May was the housing market's first month following the expiration of federal tax credits in April. Still, Metropolitan Regional Information Systems data for May show 351 houses sold, compared with 269 for May 2009. The average price dipped just slightly to $487,245 from $489,047 in May 2009.

Since then, the Washington market has slowed. Its strength depends on homebuyers in the lower price brackets buying properties so the sellers can move up to more expensive homes, Goldstein said.

"It doesn't trickle down from the upper [price] brackets, it trickles up from the first-time buyers."

For the market to grow, there needs to be a way to get the first-time buyers back in the fold. Low interest rates are not doing it, Goldstein said.

Jon Eric Ritland, a real estate agent with American Realty Group, said homebuyers who did not get in on the federal tax credits "are better off having waited" because in most housing market price brackets they will save more on the drop in mortgage interest rates than they would have saved on the credit.

The bottom line is that single-family homes in the $500,000-to-$900,000 price range are "the strongest portion" of the Washington market, said Thomas Anderson, president of Washington Fine Properties.

The strongest markets are in particular, popular neighborhoods. Town houses and row houses in that price range located on or near the U Street corridor, for example, or around the West End, move very quickly.

There is the same number of homebuyers as when the real estate market was strong, Goldstein said, but they have become more conservative and are taking their time. They are "sitting and waiting for the best deal."

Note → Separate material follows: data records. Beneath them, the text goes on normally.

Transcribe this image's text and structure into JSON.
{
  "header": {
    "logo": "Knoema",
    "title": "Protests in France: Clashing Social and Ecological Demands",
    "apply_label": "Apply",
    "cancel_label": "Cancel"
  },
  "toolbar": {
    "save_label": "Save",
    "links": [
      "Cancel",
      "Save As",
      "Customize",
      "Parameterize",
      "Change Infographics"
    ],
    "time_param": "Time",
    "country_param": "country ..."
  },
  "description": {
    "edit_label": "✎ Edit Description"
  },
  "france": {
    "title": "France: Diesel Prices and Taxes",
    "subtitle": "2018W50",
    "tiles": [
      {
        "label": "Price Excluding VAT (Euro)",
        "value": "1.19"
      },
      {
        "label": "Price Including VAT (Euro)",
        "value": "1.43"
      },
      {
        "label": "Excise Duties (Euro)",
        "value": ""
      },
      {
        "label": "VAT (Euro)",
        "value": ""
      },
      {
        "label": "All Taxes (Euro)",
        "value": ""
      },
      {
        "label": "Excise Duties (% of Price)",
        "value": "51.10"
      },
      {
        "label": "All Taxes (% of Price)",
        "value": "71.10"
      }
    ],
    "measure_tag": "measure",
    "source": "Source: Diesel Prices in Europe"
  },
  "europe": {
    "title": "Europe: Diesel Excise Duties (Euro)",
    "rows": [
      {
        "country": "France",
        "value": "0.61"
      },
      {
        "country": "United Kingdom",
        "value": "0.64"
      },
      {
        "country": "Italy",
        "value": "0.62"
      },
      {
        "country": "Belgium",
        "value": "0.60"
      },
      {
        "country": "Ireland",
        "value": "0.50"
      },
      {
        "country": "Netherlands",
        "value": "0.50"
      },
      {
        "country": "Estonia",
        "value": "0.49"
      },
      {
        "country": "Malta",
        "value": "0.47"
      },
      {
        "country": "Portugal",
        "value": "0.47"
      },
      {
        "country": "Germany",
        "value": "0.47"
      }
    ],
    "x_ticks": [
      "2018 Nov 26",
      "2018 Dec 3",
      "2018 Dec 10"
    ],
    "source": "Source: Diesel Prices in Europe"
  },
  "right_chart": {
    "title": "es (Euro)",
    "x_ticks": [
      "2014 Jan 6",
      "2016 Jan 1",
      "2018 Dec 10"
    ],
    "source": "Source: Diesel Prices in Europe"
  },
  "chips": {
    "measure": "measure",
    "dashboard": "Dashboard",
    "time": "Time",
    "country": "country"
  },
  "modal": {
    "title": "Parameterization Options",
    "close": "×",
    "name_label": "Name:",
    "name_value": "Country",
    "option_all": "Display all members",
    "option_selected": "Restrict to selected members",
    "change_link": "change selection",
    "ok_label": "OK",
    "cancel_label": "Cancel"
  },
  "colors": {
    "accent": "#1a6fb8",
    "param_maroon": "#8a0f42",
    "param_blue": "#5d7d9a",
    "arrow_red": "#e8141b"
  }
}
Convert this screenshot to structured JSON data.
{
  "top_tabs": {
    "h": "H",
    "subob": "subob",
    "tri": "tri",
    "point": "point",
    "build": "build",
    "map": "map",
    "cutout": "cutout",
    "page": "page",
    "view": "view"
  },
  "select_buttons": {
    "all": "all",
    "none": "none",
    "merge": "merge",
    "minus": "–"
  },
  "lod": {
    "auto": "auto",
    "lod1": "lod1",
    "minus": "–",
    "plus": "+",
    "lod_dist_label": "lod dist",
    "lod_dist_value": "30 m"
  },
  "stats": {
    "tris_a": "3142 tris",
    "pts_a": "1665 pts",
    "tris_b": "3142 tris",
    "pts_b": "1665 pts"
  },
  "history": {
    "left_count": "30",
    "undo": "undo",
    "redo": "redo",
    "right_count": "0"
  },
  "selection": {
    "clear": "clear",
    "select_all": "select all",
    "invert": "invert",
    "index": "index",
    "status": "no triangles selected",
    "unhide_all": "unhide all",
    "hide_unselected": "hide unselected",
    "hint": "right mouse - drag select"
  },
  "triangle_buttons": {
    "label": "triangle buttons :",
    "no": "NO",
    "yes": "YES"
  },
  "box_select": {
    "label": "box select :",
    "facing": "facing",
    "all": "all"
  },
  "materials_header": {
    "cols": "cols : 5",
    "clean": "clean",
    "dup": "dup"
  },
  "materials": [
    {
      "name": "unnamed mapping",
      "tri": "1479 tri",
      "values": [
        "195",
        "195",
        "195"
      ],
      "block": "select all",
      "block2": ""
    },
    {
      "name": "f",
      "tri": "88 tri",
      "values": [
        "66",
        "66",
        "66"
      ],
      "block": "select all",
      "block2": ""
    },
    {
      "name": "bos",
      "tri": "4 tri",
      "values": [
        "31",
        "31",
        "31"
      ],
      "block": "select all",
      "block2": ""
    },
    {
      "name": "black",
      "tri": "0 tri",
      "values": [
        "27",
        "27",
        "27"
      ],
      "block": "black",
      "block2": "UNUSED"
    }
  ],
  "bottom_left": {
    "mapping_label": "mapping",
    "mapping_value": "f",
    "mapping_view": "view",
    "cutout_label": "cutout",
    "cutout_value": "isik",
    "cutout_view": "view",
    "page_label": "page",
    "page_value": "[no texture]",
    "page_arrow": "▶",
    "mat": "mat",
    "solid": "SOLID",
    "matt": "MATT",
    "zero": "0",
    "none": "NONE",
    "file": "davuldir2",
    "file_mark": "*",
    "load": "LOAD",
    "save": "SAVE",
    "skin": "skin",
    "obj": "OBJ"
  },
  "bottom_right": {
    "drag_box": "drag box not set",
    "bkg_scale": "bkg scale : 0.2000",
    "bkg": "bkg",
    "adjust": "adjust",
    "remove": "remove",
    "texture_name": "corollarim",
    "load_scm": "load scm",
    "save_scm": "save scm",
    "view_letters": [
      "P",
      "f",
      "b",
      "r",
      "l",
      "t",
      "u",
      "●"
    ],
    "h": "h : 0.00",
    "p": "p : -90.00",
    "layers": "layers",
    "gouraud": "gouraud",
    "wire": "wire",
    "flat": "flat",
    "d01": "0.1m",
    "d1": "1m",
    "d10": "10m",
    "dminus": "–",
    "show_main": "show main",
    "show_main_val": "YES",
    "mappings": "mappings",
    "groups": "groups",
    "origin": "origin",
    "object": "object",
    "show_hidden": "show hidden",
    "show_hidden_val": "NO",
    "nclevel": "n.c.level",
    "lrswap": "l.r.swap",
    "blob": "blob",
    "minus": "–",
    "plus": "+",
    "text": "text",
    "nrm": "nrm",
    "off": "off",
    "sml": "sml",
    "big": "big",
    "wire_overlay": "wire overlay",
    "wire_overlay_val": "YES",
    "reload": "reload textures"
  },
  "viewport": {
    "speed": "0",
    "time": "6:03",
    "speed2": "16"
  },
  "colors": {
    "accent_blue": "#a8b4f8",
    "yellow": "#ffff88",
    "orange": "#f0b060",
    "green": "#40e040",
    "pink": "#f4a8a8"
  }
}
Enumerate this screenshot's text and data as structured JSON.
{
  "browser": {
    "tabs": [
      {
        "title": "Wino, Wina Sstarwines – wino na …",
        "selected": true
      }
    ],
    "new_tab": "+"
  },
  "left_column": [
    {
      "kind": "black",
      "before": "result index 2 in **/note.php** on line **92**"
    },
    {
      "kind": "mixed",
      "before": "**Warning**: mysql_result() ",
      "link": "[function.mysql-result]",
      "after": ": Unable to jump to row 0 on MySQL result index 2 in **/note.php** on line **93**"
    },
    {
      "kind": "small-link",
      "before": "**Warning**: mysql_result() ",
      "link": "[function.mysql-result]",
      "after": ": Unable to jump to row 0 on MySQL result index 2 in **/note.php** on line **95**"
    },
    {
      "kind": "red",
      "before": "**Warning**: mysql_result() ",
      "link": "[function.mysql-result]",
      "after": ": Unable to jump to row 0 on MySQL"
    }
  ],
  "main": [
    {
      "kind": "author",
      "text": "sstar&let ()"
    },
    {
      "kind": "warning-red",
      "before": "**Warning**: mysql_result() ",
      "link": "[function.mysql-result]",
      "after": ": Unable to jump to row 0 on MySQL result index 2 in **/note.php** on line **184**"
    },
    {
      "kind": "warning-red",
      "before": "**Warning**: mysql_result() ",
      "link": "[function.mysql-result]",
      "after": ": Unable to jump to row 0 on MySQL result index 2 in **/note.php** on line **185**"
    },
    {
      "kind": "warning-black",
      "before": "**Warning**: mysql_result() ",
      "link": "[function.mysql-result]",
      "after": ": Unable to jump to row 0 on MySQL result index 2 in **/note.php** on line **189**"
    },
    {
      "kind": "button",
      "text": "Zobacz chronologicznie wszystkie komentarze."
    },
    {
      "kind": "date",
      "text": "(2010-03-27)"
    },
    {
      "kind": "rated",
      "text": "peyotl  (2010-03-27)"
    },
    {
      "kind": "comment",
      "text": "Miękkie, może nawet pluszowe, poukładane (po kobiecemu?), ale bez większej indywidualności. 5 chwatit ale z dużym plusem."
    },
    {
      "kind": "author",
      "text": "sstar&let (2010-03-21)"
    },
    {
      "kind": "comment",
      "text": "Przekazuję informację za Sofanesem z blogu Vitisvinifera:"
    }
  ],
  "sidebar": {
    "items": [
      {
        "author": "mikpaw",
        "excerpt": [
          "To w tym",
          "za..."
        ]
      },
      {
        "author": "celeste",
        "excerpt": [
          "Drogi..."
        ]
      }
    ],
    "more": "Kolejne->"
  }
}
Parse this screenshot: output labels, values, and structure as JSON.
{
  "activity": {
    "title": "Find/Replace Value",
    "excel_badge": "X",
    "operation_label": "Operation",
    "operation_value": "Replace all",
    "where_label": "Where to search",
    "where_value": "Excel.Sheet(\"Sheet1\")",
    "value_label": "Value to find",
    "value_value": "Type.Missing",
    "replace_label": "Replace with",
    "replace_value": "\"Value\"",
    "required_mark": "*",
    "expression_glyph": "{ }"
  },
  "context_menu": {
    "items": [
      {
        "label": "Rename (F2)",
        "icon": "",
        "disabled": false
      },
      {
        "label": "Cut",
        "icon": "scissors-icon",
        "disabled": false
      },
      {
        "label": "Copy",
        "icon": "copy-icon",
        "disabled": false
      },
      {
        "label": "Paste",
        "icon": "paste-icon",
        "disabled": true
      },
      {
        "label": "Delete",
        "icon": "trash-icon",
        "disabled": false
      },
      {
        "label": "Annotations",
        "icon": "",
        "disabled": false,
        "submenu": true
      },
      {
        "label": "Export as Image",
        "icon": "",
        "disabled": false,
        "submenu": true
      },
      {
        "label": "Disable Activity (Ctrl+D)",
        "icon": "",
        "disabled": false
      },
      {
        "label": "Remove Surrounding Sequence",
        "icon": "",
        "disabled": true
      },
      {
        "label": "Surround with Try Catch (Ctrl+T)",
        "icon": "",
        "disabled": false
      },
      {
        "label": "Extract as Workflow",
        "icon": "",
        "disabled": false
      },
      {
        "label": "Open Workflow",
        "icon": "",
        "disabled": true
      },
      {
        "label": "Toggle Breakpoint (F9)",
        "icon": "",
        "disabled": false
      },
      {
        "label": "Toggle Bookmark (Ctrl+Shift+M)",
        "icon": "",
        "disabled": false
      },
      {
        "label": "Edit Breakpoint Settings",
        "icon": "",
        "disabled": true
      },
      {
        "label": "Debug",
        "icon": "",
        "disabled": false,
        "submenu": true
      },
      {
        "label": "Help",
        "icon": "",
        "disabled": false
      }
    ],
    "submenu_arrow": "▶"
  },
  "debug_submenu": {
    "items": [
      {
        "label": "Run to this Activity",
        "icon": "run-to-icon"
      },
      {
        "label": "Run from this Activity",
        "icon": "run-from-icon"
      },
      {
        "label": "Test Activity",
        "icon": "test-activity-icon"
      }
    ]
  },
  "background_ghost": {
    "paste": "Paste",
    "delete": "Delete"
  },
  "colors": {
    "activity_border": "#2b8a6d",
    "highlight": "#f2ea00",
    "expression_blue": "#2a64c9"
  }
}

Economic factors, such as an unstable job market, may also be keeping potential buyers from signing contracts, she said.

It is the unpredictable nature of the market that is keeping buyers away, Ritland said. "There are people with money, and they want to buy a house, but they are reluctant to get into the market right now because some are waiting to see if another tax rebate comes through or if there is some new program," he said.

What the market really needs, Ritland told The Washington Examiner, is consistency "and no more special programs."